Industrial firms, food, medicine and chemical accounts for nearly 15.49%; this figure is followed by electrical manufacturing and transportation & power, which account for 13.39% and 12.34%, respectively.
Table 3:1:The sample Panel A: By year
listing Year No. of connected firm’s IPO Total No. of A- share's IPO % of total A- share IPOs 1992 5 40 12.5% 1993 13 129 10.1% 1994 18 107 16.8% 1995 6 28 21.4% 1996 34 206 16.5% 1997 39 209 18.7% 1998 24 104 23.1% 1999 16 96 16.7% 2000 27 131 20.6% 2001 15 75 20.0% 2002 16 71 22.5% 2003 21 67 31.3% 2004 21 100 21.0% 2005 2 15 13.3% 2006 14 66 21.2% 2007 25 126 19.8% 2008 12 77 15.6% 2009 21 99 21.2% 2010 27 349 7.7% 2011 20 282 7.1% 2012 5 155 3.2% total 381 2532 15.0%
Panel B: By industry classification A % of total connected firms
Public utility 29 7.61
Properties 17 4.46
Conglomerates 90 23.62
Commerce 25 6.56
Total 381 100
Panel C: % of total connected firms
Food, medicine & chemical 59 15.49
Electrical manufacturing 51 13.39
Transportation & power manufacturing 47 12.34
Metallic manufacturing 25 6.56
Culture, office &education goods 21 5.51
Oil, rubber &fibre 17 4.46
Total 220 57.74
3.3.3.2 Matching procedure
In much of the analysis, this study compares the operating performance of PCFs to a set of matching non-connected peers. Faccio (2010) matches connected samples by non- connected companies only on the basis of market equity capitalisation (within ±40%). However, the matching approach in this study is far more stringent. It matches one non- connected firm with each connected firm by the following rules.
a) Industry: According to the CSMAR database, there are two types of industry classifications; industry A, and industry B. The industry A classification has 6 broad categories (Commerce, Conglomerates, Finance, Industrials, Properties and Public Utility), while industry B is subcategorised into 175 categories based on industry A. This study divides the set of political firms into 80 sub-sectors in terms of industry B. A potential match should first come from the same division in industry B. If no company meets this criterion, this study broadly selects a non-connected firm from industry A.
b) Firm size: Based on the first step, a potential match from the same sector is then selected if its book value of total assets is closest to that of the connected firm at the end of the first year after the IPO.
c) Listing year: This study selects a match if its listing year is as close as possible to the listing year of the connected firm.
d) Status: CSMAR categorises firms into 4 statuses. A represents normal trading. S is suspension; D means termination; and lastly, N is delisting. As all of the connected
firms have the status of normal trading, this study selects the matching firms from normal trading as well.

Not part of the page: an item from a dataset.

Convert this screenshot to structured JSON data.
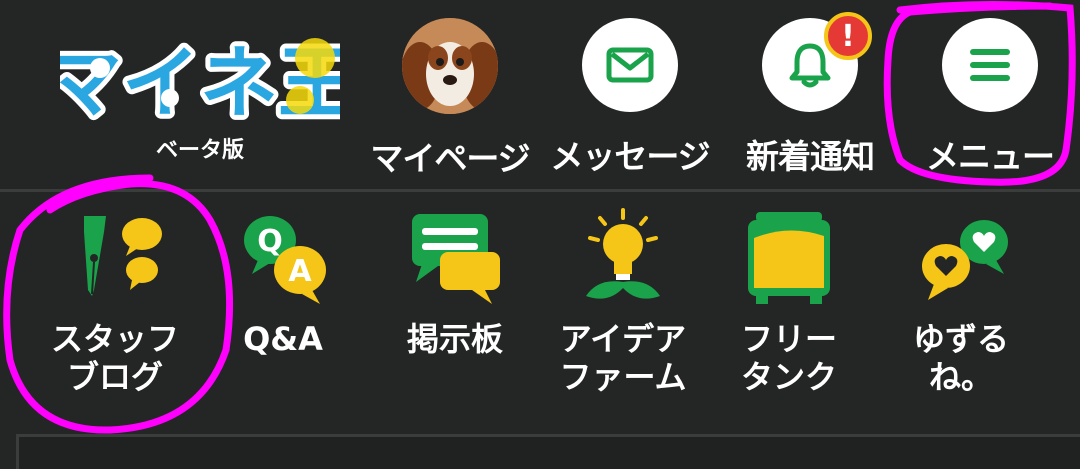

A few caveats are required. First, this study follows the usual practice of excluding financial companies (subcategorised into securities, banks and insurance) because of their unique financial structure, regulatory requirements, and accounting standards. This distinguishes the current study from Faccio (2006), who includes the banking sector in her samples to study the propensity of bailout. Second, matching was done without duplication, which is consistent with Faccio, et al. (Faccio et al., 2006).If more than one firm meets the above requirements at the same time, this study selects the one whose book value of total assets is closest to that of the connected firm.

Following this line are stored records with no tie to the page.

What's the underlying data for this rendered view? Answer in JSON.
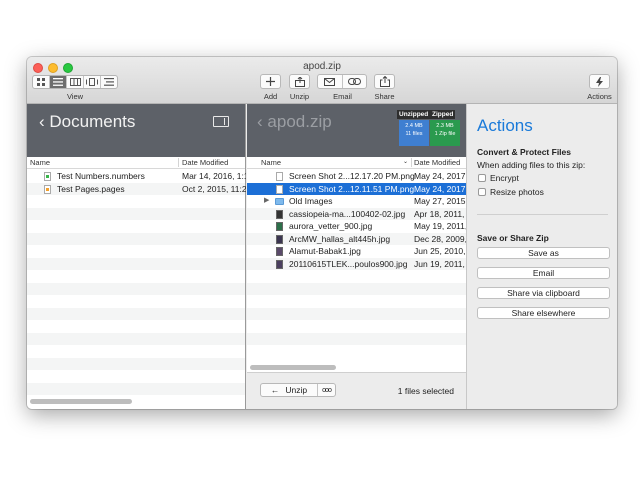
{
  "window": {
    "title": "apod.zip"
  },
  "toolbar": {
    "view_label": "View",
    "add_label": "Add",
    "unzip_label": "Unzip",
    "email_label": "Email",
    "share_label": "Share",
    "actions_label": "Actions"
  },
  "left_pane": {
    "title": "Documents",
    "columns": {
      "name": "Name",
      "date": "Date Modified"
    },
    "files": [
      {
        "name": "Test Numbers.numbers",
        "date": "Mar 14, 2016, 1:1"
      },
      {
        "name": "Test Pages.pages",
        "date": "Oct 2, 2015, 11:2"
      }
    ]
  },
  "archive_pane": {
    "title": "apod.zip",
    "unzipped_badge": "Unzipped",
    "zipped_badge": "Zipped",
    "unzipped_size": "2.4 MB",
    "unzipped_count": "11 files",
    "zipped_size": "2.3 MB",
    "zipped_count": "1 Zip file",
    "columns": {
      "name": "Name",
      "date": "Date Modified"
    },
    "files": [
      {
        "name": "Screen Shot 2...12.17.20 PM.png",
        "date": "May 24, 2017,"
      },
      {
        "name": "Screen Shot 2...12.11.51 PM.png",
        "date": "May 24, 2017,"
      },
      {
        "name": "Old Images",
        "date": "May 27, 2015,"
      },
      {
        "name": "cassiopeia-ma...100402-02.jpg",
        "date": "Apr 18, 2011, 1"
      },
      {
        "name": "aurora_vetter_900.jpg",
        "date": "May 19, 2011, 1"
      },
      {
        "name": "ArcMW_hallas_alt445h.jpg",
        "date": "Dec 28, 2009,"
      },
      {
        "name": "Alamut-Babak1.jpg",
        "date": "Jun 25, 2010,"
      },
      {
        "name": "20110615TLEK...poulos900.jpg",
        "date": "Jun 19, 2011, 1"
      }
    ],
    "unzip_button": "Unzip",
    "more_button": "ooo",
    "selection_status": "1 files selected"
  },
  "actions_pane": {
    "title": "Actions",
    "convert_heading": "Convert & Protect Files",
    "convert_subtext": "When adding files to this zip:",
    "encrypt_label": "Encrypt",
    "resize_label": "Resize photos",
    "share_heading": "Save or Share Zip",
    "save_as": "Save as",
    "email": "Email",
    "share_clipboard": "Share via clipboard",
    "share_elsewhere": "Share elsewhere"
  },
  "colors": {
    "accent": "#1a7ad9",
    "selection": "#1c6fd6",
    "header_dark": "#5d6168"
  }
}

Regardless of the best efforts to match connected firms with non-connected firms, the matching approach might have limitations in the quality of judgements. One potential problem that should be pointed out is that matching firms can be potentially connected with politicians in ways that escape detection by the search algorithm. On the other hand, it is possible that political connections may decrease or increase within the sample period given that this study cannot track changes in PCFs over time. These may diminish the strength of any findings of differences between the samples. Nevertheless, the results in this study show that the PCFs are systematically different in their accounting balances indicating business performance and wealth distribution in contrast to matching firms.